Visitors to this pretty park usually see abundant wildlife, including rare species such as gopher tortoises, spotted turtles, limpkins, moorhens and nesting bald eagles. Alligators are often seen sunning along the lakes edge. During winter, thousands of buzzards, actually black and vultures and turkey vultures, roost in the trees and soar overhead. Nearly 80 percent of the Coastal Plains plant community can be found along the parks Coastal Plain Nature Trails, making this parks habitat some of the most diverse in the country. A 375-acre lake is popular with boaters and skiers, and fishing for bass, crappie, catfish and bream is excellent. Reed Bingham is less than six miles from I-75, making it a relaxing stop for travelers. It was named for Amos Reed Bingham who was instrumental in having the park established.

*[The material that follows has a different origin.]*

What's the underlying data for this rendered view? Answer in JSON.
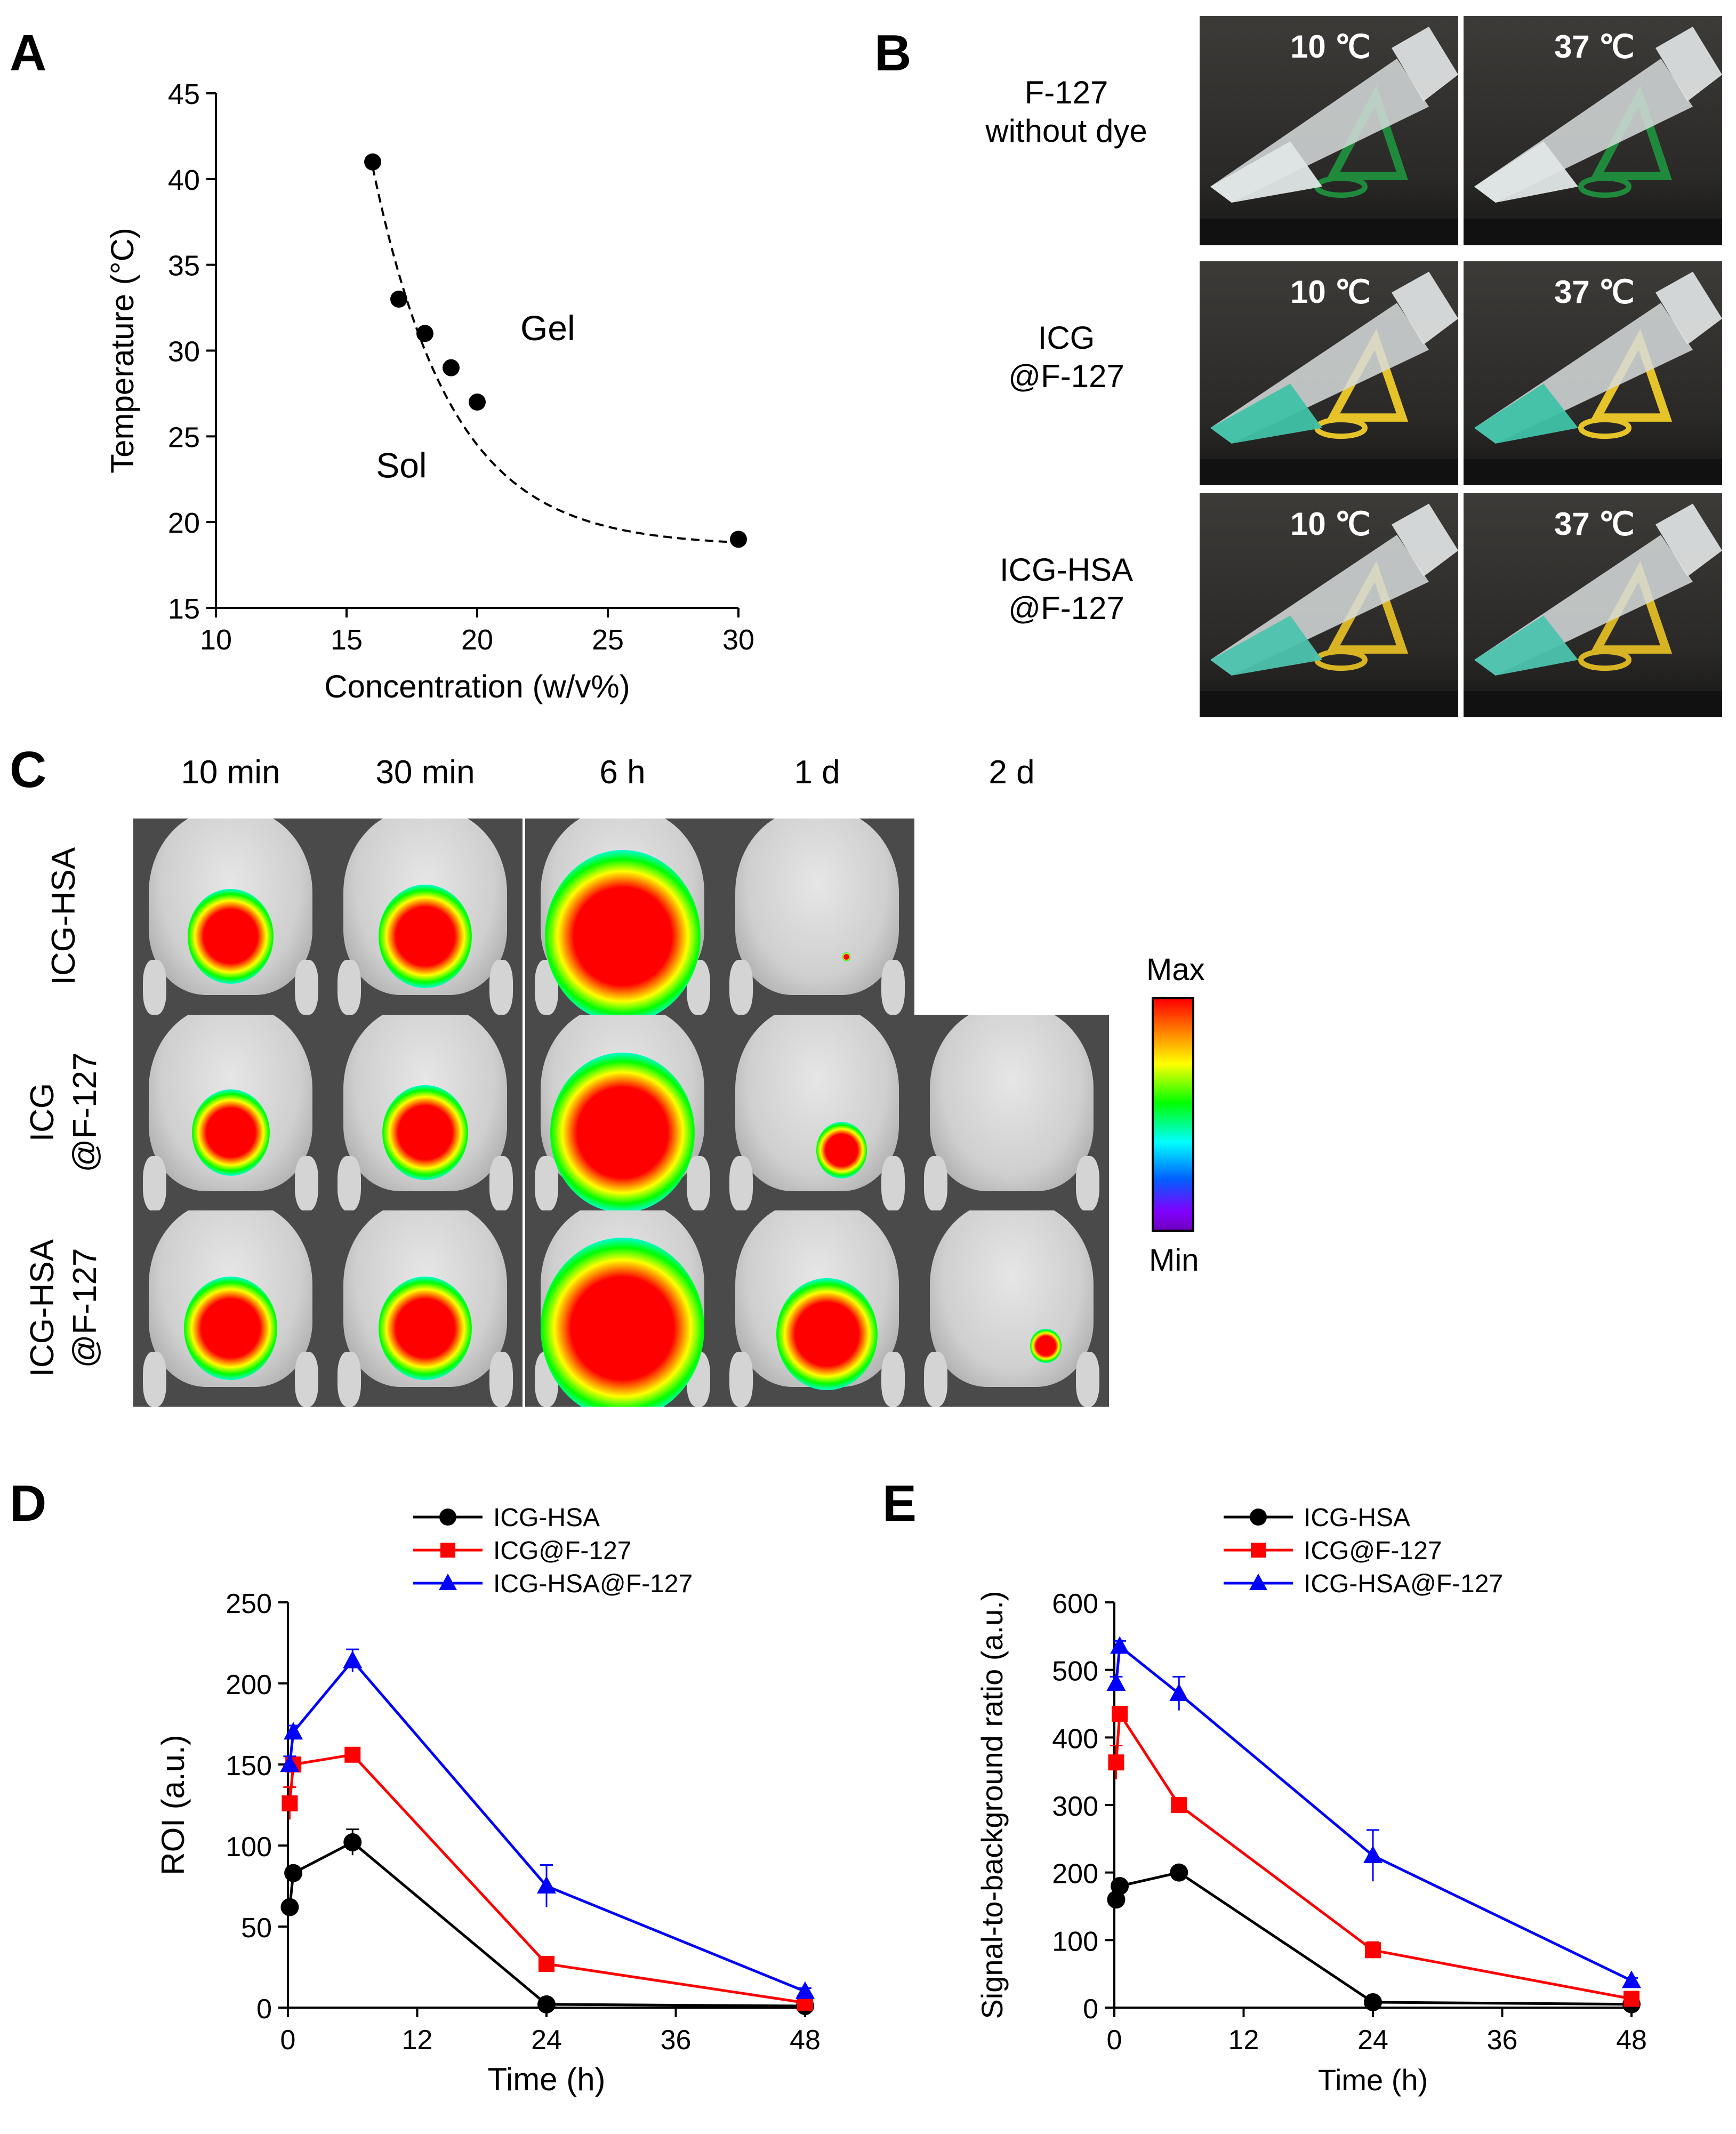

Due to the poor choices in trail hiking in the immediate area of Reed Bingham, this trail is exactly what the area has been lacking. the trails is always clean cut and clearly marked. excellent choice for an afternoon stroll through the South GA woods. I love going here after work and just enjoying the scenery and the trail provides great opportunities to stop and soak in the surroundings. the rest of the state park isn't much, but the nature trails are wonderful. Definitely a great way to introduce hiking to the younger generation without venturing too far from home.
Reed Bingham State Park is one of the best trails in southern Georgia,sadly it doesn't get the credit it is due. Every time I go to Reed Bingham I have a great time.Plus if you go at the right time of year ,thousands of buzzards are roosting there.
Excellent site. Great people. The camping was clean and well kept. The fishing was good though water was somewhat low due to recent drought. Tours were available by pontoon boat as well. The guides were knowledgeable and those eagles were majestic. Lots of birds, alligators, and a really interesting gopher turtle sanctuary.